“The MFF is much more than a financial tool — it is the instrument that must translate our political priorities into concrete investments. But we are centralizing the budget when we should be devolving power and looking for allies in order to push our priorities” were the opening remarks of Rafał Trzaskowski, Mayor of Warsaw and rapporteur of the opinion on “Mainstreaming climate, energy and environmental priorities across the Multiannual Financial Framework (MFF)”  during a stakeholders meeting. The debate focused on how the next EU long-term budget can turn political ambition into investment pipelines that deliver clean energy, climate resilience and nature protection in every territory.


With the European Commission having presented its proposal for the next MFF in July 2025, Mayor Trzaskowski stressed that the EU budget must function as a delivery instrument — not a set of abstract targets — and that the green transition will only succeed if towns, cities and regions are enabled to implement it. The rapporteur also called for direct and stable EU funding for cities. 
“If Europe wants sustainable prosperity, it must back the local and regional transition plans that deliver energy independence, resilience and new industrial opportunities.” said Mayor Trzaskowski

From headline targets to implementation that works
Participants discussed the risks of relying on mainstreaming percentages without a clear operational architecture. Mayor Trzaskowski warned that spending climate and environment targets can be diluted if they are not accompanied by clear priorities, accessible funding routes and robust multilevel governance.
“A mainstreaming target without a clear programme and strong multilevel governance risks diluting impact,” he said. “We need funding frameworks that make it straightforward for regions and cities to deliver — fast, at scale, and with measurable results.”

Olbrycht: Complexity makes local and regional involvement inevitable
Jan Olbrycht, Special Adviser to Commissioner Serafin, underlined that the way the new system is being designed — with EU priorities, performance milestones, indicators, country-specific recommendations and earmarkings — makes active territorial participation obligatory, particularly in delivering the 43% climate and environment target across national plans.
“Active local and regional participation is no longer optional; it is inevitable. Without local and regional authorities around the table, this will not fly,” said Jan Olbrycht. “The answer cannot be a mechanical ‘43% everywhere’. The only workable approach is to jointly plan responsibilities and contributions across all levels of government from the start — participation, not a box-ticking consultation. LRAs are not only partners, but they are co-responsible for the implementation of the MFF.”
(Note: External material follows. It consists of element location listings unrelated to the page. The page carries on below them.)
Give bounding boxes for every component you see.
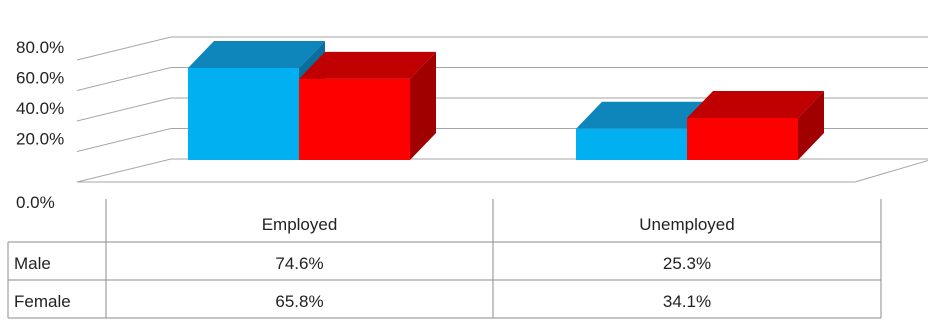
y-tick-label: 60.0% — [16, 69, 64, 88]
bar-top-face — [687, 90, 824, 118]
bar-top-face — [299, 51, 436, 79]
gridline-depth — [76, 97, 172, 122]
bar-top-face — [576, 101, 713, 129]
legend-entry: Male — [14, 254, 51, 273]
data-label: 74.6% — [275, 254, 323, 273]
data-label: 34.1% — [663, 292, 711, 311]
data-table: Employed Unemployed Male 74.6% 25.3% Female 65… — [7, 199, 882, 319]
bar-front-face — [299, 78, 410, 160]
legend-entry: Female — [14, 292, 71, 311]
gridline-depth — [76, 128, 172, 152]
y-tick-label: 80.0% — [16, 38, 64, 57]
bar-front-face — [188, 68, 299, 160]
y-tick-label: 0.0% — [16, 193, 55, 212]
gridline-depth — [76, 36, 172, 61]
x-tick-label: Employed — [262, 215, 338, 234]
bar-female-unemployed — [687, 90, 824, 160]
data-label: 25.3% — [663, 254, 711, 273]
bar-front-face — [687, 117, 798, 160]
bars — [188, 41, 824, 160]
y-tick-label: 20.0% — [16, 130, 64, 149]
data-label: 65.8% — [275, 292, 323, 311]
y-tick-label: 40.0% — [16, 99, 64, 118]
gridline-depth — [76, 67, 172, 91]
bar-top-face — [188, 41, 325, 68]
bar-side-face — [410, 51, 436, 160]
gridline-depth — [76, 158, 172, 183]
floor-side-edge — [854, 159, 928, 183]
x-tick-label: Unemployed — [639, 215, 734, 234]
bar-female-employed — [299, 51, 436, 160]
y-axis: 0.0% 20.0% 40.0% 60.0% 80.0% — [16, 38, 64, 212]
bar-front-face — [576, 128, 687, 160]
bar-side-face — [798, 90, 824, 160]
Key priorities highlighted in the meeting
The stakeholder debate reinforced several political priorities reflected in the rapporteur’s work, including:
•    National and Regional Partnership Plans (NRPP): making the 43% climate/environment target deliverable through real multilevel governance, including mandatory urban and regional chapters and a structural link to National Energy and Climate Plans (NECPs).
•    European Competitiveness Fund (ECF): ensuring local climate and energy plans (including those under the Covenant of Mayors and Cities Mission) are explicitly recognised as funding priorities and are easy to identify and access.
•    A stronger city dimension: establishing direct, stable, targeted support for cities of all sizes, with capacity-building and technical assistance to convert plans into investment-ready projects.

Next steps
Mayor Trzaskowski will integrate stakeholder input into the draft opinion. The opinion is scheduled to be discussed and voted on in the CoR ENVE Commission on 22 April 2026, ahead of final adoption at the CoR Plenary Session on 1–2 July 2026.